In other words, if we can’t get there with vaccines alone, we can get there with vaccines and a bit of caution. So, if you are not yet vaccinated, and aren’t getting vaccinated, please continue to social distance and mask up to keep the effective reproduction number low. Starve the beast. And we can still win.

#3 – If you don’t get vaccinated, you can still become immune. I feel like people forget about this fact. Vaccination is not the only way to achieve herd immunity. Sure, it’s the preferred way – since COVID-19 is a syndrome that can result in death and long-term disability.  But hey, if we can’t get enough people vaccinated, infections will occur – predominantly among the unvaccinated – driving the percentage of immune people up. I mean, it’s not ideal – but it does get us closer.

#4 – Variants may not be as bad as we think.  Variants are a bit of a wild card in all of this. We know that SARS-CoV-2 mutates. It’s easy to think that the emergence of novel variants will breakthrough vaccination – we even have cases of particular variants seeming to evade particular vaccines. But we can still beat this. For one, SARS-CoV-2 mutates slowly, compared to many other viruses as you can see here – it’s just that the sheer volume of cases gives a lot of rolls of the genetic dice, so to speak. 

mutation rate.png

As we get cases down, the rate of variant emergence will slow down as well.

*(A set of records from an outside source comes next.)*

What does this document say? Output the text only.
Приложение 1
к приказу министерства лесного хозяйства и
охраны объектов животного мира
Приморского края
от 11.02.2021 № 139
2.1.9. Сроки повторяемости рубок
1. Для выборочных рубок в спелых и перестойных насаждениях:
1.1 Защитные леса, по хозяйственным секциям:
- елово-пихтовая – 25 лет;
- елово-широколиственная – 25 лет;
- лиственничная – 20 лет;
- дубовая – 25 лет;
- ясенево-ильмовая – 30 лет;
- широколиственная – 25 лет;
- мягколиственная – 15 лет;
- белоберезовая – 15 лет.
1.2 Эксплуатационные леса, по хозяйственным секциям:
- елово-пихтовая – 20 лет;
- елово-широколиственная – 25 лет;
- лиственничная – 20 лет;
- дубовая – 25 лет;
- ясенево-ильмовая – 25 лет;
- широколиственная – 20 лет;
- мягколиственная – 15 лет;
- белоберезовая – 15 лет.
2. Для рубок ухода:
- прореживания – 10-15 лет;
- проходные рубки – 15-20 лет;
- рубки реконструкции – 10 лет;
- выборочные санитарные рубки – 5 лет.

And let’s not forget the astounding speed with which the vaccines were developed.  Though it took a year to get shots into arms, Moderna had a version of its current vaccine produced before a single case was documented in the US. RNA vaccines may allow us to stay on top of variants if any do break through- but my hope is that, if we can get cases low enough, it won’t be much of an issue. 

#5 – Other countries. OK, this is an issue – let’s say we get to 80% protection in this country one way or another – what about the rest of the world? Right now, there have been 54 doses of vaccine given for every 100 people in North America. There have been 1.7 doses per 100 people given in Africa. Rich countries are vastly more vaccinated than poorer countries, but I promise you that COVID has no idea what a GDP is. 

Source: nytimes.com

Source: nytimes.com

We need to get vaccines to other countries, and I see how ongoing high rates of infections around the world can be disheartening. But herd immunity starts locally. Patches of highly vaccinated people will act as a firewall to further viral spread. In other words, worldwide herd immunity will be a patchwork of local herd immunity – we can take care of our house here with that goal in mind and simultaneously help the world get closer to the target.

I think we’re at a bit of a crossroads right now. The tide of public opinion seems to be shifting the goalposts from eliminating COVID to living with it. But we still have time to choose to do the hard work – to vaccinate this country and the world – and truly defeat a global threat. It’s not hopeless. It’s just hard.